A máscara

Instagram, Facebook e afins. As redes sociais, de uma forma geral, viraram lugar de ser feliz e se mostrar apenas uma face. Não aquela que a pessoa é, mas aquela que ela gostaria de ser e que faz de tudo para parecer diante de todos. Os políticos que o digam, pois as redes sociais viraram também lugar para testar suas aprovações diante da sociedade. Assistimos, na semana passada, um espetáculo interessante, que resume bem isso.
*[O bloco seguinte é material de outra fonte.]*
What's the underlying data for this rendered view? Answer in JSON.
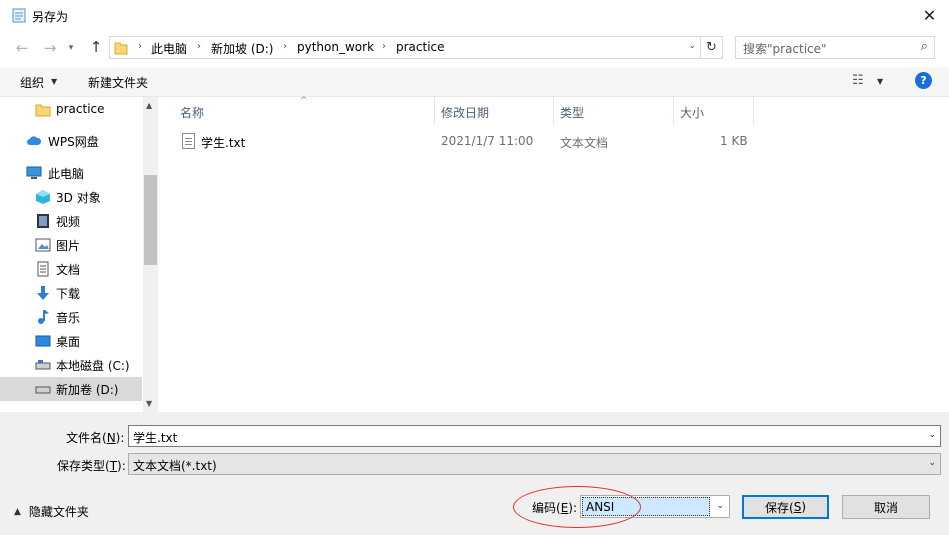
{
  "window": {
    "title": "另存为",
    "close_glyph": "✕"
  },
  "address": {
    "breadcrumbs": [
      "此电脑",
      "新加坡 (D:)",
      "python_work",
      "practice"
    ],
    "search_placeholder": "搜索\"practice\""
  },
  "toolbar": {
    "organize_label": "组织",
    "new_folder_label": "新建文件夹"
  },
  "nav": {
    "items": [
      {
        "label": "practice",
        "icon": "folder-icon"
      },
      {
        "label": "WPS网盘",
        "icon": "cloud-icon"
      },
      {
        "label": "此电脑",
        "icon": "computer-icon"
      },
      {
        "label": "3D 对象",
        "icon": "cube-icon"
      },
      {
        "label": "视频",
        "icon": "video-icon"
      },
      {
        "label": "图片",
        "icon": "picture-icon"
      },
      {
        "label": "文档",
        "icon": "document-icon"
      },
      {
        "label": "下载",
        "icon": "download-icon"
      },
      {
        "label": "音乐",
        "icon": "music-icon"
      },
      {
        "label": "桌面",
        "icon": "desktop-icon"
      },
      {
        "label": "本地磁盘 (C:)",
        "icon": "drive-icon"
      },
      {
        "label": "新加卷 (D:)",
        "icon": "drive-icon"
      }
    ],
    "selected": "新加卷 (D:)"
  },
  "filelist": {
    "columns": [
      "名称",
      "修改日期",
      "类型",
      "大小"
    ],
    "rows": [
      {
        "name": "学生.txt",
        "modified": "2021/1/7 11:00",
        "type": "文本文档",
        "size": "1 KB"
      }
    ]
  },
  "form": {
    "filename_label": "文件名(",
    "filename_key": "N",
    "filename_label_end": "):",
    "filename_value": "学生.txt",
    "filetype_label": "保存类型(",
    "filetype_key": "T",
    "filetype_label_end": "):",
    "filetype_value": "文本文档(*.txt)",
    "hide_folders_label": "隐藏文件夹",
    "encoding_label": "编码(",
    "encoding_key": "E",
    "encoding_label_end": "):",
    "encoding_value": "ANSI",
    "save_label": "保存(",
    "save_key": "S",
    "save_label_end": ")",
    "cancel_label": "取消"
  },
  "colors": {
    "accent": "#0078d7",
    "help_icon": "#1a6fd6",
    "annotation_circle": "#e03030",
    "selection": "#cde8ff"
  }
}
Aquele famoso “vai que cola”! “Se der certo, sou eu quem votei e, se der ruim ‒ no ditado popular usado hoje pelos jovens ‒, foi fulano ou ciclano, ou não foi bem isso que eu entendi.” Ou pior, será que os representantes do povo não aprenderam a ler? Não sei qual dessas hipóteses é pior: acreditar que são essas as pessoas que têm duas faces, que dependem do seu humor, ou seus assessores tomarem decisões equivocadas em momentos tão importantes que podem mudar a vida de milhares de pessoas. As máscaras usadas na internet vieram a calhar para os caras de paus e o óleo de peroba “mandou lembranças”. Caso o queiram, não saia como o esperado, se não bater os recordes de likes, simplesmente desistem da sua palavra que foi dada, não mudam de roupa para trocar de opinião. Colocam uma nova máscara e, doa a quem doer, correm atrás do prejuízo das curtidas e, se preciso for, passam até mesmo por leigos e desinformados, simplesmente para manter a máscara que melhor lhe convier, diante de seus seguidores. O perdão também tem sido muito usado como máscara, para resolver os graves erros cometidos. Aliás, todos os mascarados não medem esforços para inventar meios de se pedir desculpas, até cartas ‒ estilo moda antiga ‒ têm sido usadas como forma de desculpas . Vale tudo? Não há dúvida. Só não vale ficar sem as famosas curtidas, sob o risco de enlouquecer, só de pensar que podem perder algum seguidor. São tantas máscaras usadas que montam um circo, colocando a sociedade como palhaça e mandam ver, pois não medem as consequências de suas atitudes. Pior ainda é não terem noção do que estão fazendo, passam longe de entender o que falam. Na realidade, são totalmente desguarnecidos de embasamento jurídico e conhecimentos gerais os chamados “sem noção”. Será que alguma vez na vida já abriram a Constituição Federal? Sabem o que ela significa ou representa? Trazendo para a nossa realidade, o Regimento Interno da Câmara? Pelas atrocidades e equívocos que vêm sendo cometidos por boa parte dos atuais vereadores, é bem provável que não.

Mas, vamos às máscaras, pois elas têm deixado os ditos representantes fortes, valentes, donos da verdade, uns verdadeiros "Narcisos" que se olham e se admiram. Pena que essa admiração não seja aquela que a população tanto precisa e conclama para uma revolução, na qual não se dê um pulo para o futuro. Para que se tenha orgulho e que não sejam necessárias tantas máscaras, que apenas a palavra e o “fio do bigode” voltem ter o devido valor. O que falta, na verdade, e não é de hoje, são pessoas que lutem de fato pelos interesses de toda a nação, que pensem na eficiência de uma educação segura para as crianças e que não aproveitem de tudo e de todos sem dó e nem piedade, transformando os seus desejos e anseios em prioridades, fazendo um circo onde o ingresso se paga com a vida. Assim se resume com a grande frase de Aristóteles: “Nosso caráter é resultado da nossa conduta”. Que a reflexão seja o ponto de partida de uma grande mudança, para que os palhaços não apenas assistam aos shows, mas que eles simplesmente sejam os protagonistas e deem um show, mas de sabedoria, na hora de votar.